Additionally, zero trust is a base for Digital Sovereignty. Confidential computing adheres to this principle with the use of the remote attestation. Whenever a new cluster is moved or, more precisely, a new cluster is created (and the old cluster is destroyed), this new environment is remotely attested, making sure that the environment is running in a confidential mode. Deploying a confidential cluster helps to enable a zero trust architecture.
The ability to move a component, application or cluster from one cloud to the other is also part of several recent regulatory requirements, such as the European Digital Operational Resiliency Act (DORA). DORA requires that data in use is secured. For additional reference, please refer to Chapter II, Section II, Article 8, Paragraph 2 and 3 of DORA and the definition of securing data in use.
DORA also forces companies to document and test their exit strategy from one cloud provider to another in case of a catastrophic failure of the cloud environment. This means companies have to be able to move their whole cloud infrastructure from one environment (cloud provider) to another. OpenShift makes it easier to move components, applications and clusters between cloud providers. OpenShift also provides the same experience for developers and admins regardless of where OpenShift is deployed so they don’t have to spend time learning the nuances of each cloud provider’s Kubernetes distribution. Similarly, OpenShift makes it easier to move confidential clusters between cloud providers.
Secure cloud burst
There are different use cases when it comes to secure cloud burst scenarios in the public cloud. For example, when the compute requirements are not foreseeable, you need the ability to dynamically grow your available resources. In that case, growing into the public cloud is the easiest option. When you take advantage of the use of consumption based pricing models (like for GPUs) secure cloud burst becomes a cost sensitive model.
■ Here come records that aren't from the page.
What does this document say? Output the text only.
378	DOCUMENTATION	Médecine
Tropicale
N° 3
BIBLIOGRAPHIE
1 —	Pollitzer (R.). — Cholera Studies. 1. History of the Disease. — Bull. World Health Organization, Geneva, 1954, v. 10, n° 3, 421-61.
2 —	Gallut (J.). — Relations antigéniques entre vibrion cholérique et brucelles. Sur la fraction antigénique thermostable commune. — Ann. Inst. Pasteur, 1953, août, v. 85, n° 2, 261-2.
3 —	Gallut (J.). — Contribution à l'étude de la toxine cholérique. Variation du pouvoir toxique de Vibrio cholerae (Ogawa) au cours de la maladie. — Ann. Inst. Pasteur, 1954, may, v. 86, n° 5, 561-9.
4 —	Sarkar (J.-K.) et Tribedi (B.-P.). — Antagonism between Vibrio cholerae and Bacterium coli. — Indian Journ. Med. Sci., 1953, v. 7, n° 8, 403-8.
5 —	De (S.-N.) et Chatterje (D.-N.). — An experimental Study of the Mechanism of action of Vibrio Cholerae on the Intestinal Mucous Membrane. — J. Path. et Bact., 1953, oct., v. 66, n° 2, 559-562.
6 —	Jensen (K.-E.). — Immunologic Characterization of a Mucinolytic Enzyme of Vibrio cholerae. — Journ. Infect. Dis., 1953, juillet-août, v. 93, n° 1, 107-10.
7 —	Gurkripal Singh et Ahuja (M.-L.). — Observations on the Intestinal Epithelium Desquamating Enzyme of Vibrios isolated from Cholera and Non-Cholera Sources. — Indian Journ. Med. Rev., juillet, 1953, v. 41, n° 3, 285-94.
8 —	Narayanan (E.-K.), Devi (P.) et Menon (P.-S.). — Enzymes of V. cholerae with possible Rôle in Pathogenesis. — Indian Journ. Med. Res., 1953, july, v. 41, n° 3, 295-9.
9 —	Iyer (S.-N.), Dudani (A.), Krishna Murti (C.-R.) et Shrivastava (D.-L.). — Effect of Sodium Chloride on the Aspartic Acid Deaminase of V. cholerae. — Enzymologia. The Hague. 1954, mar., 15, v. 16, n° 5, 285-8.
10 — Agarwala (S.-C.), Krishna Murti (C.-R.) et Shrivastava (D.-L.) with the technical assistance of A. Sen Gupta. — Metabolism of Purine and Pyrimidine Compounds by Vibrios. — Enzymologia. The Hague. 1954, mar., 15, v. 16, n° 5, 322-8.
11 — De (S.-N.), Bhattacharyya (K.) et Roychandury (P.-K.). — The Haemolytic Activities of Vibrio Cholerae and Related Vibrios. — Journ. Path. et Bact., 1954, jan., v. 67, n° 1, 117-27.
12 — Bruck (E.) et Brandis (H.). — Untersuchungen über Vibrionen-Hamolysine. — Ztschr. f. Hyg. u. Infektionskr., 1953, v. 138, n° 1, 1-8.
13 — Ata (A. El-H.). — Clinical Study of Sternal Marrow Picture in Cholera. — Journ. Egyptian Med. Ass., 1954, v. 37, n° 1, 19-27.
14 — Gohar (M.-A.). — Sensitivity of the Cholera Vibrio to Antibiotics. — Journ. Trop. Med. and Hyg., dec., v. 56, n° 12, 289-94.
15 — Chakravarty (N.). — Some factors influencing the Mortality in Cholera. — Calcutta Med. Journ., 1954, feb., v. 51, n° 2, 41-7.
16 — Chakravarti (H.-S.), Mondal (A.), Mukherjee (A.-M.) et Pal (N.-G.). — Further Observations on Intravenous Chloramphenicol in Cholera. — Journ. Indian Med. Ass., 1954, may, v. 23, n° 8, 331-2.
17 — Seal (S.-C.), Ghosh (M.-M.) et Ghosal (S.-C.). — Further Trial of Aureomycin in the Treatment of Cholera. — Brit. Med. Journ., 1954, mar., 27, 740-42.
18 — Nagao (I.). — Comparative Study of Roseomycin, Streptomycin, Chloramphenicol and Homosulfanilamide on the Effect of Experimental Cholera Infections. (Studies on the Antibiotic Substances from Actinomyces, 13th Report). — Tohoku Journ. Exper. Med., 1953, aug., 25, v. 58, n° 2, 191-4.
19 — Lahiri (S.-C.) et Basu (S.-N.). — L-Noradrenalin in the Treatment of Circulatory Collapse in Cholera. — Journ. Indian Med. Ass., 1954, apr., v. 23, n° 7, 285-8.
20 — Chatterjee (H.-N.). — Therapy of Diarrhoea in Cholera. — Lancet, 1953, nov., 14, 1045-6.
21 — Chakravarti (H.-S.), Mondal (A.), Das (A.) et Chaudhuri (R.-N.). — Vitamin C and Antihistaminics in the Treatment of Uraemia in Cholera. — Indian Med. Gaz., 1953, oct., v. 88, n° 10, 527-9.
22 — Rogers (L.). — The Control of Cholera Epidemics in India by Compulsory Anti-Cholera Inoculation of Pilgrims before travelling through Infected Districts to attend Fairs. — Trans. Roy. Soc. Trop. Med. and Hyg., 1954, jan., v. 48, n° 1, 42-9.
Different GPU providers have implemented the extension of a confidential computing model to the GPUs. For instance NVIDIA’s implementation—Confidential Computing on NVIDIA H100 GPUs for Secure and Trustworthy AI. Confidential computing becomes an essential technology if you want to securely cloud burst a whole application or even a whole cluster. This usually requires creating a new cluster, deploying the applications and then destroying the original cluster. When doing this with OpenShift, the advantage is that there is almost nothing you need to change in the configuration of the applications or cluster. The secure environment is being provided by the confidential cluster.
Current availability and future work
We are rolling out confidential clusters as a solution in multiple phases to enable potential customers and interested users to try it and provide early feedback. These phases are currently planned as follows:
Phase1
In Phase 1 users are able to deploy OpenShift clusters leveraging confidential computing technologies on:
- GCP with OpenShift 4.13 (available as Generally Available with AMD SEV-ES, the support was tested with the instance type n2d-standard-8)
- Azure with OpenShift 4.14 (available as Technology Preview with AMD SEV-SNP, the support was tested with the instance type Standard_DC8ads_v5)
- No attestation support is available for any of the platforms at the moment
Phase 2
In Phase 2 we will extend the solution to include remote attestation capabilities, which will enable the cluster to be deployed as fully confidential and potentially extend its availability on other cloud platforms.
Phase 3
In Phase 3 we will introduce confidential clusters as a supported product with full support on both Azure and GCP with AMD SEV-SNP and Intel TDX.
More details for the next phases will be shared in future articles.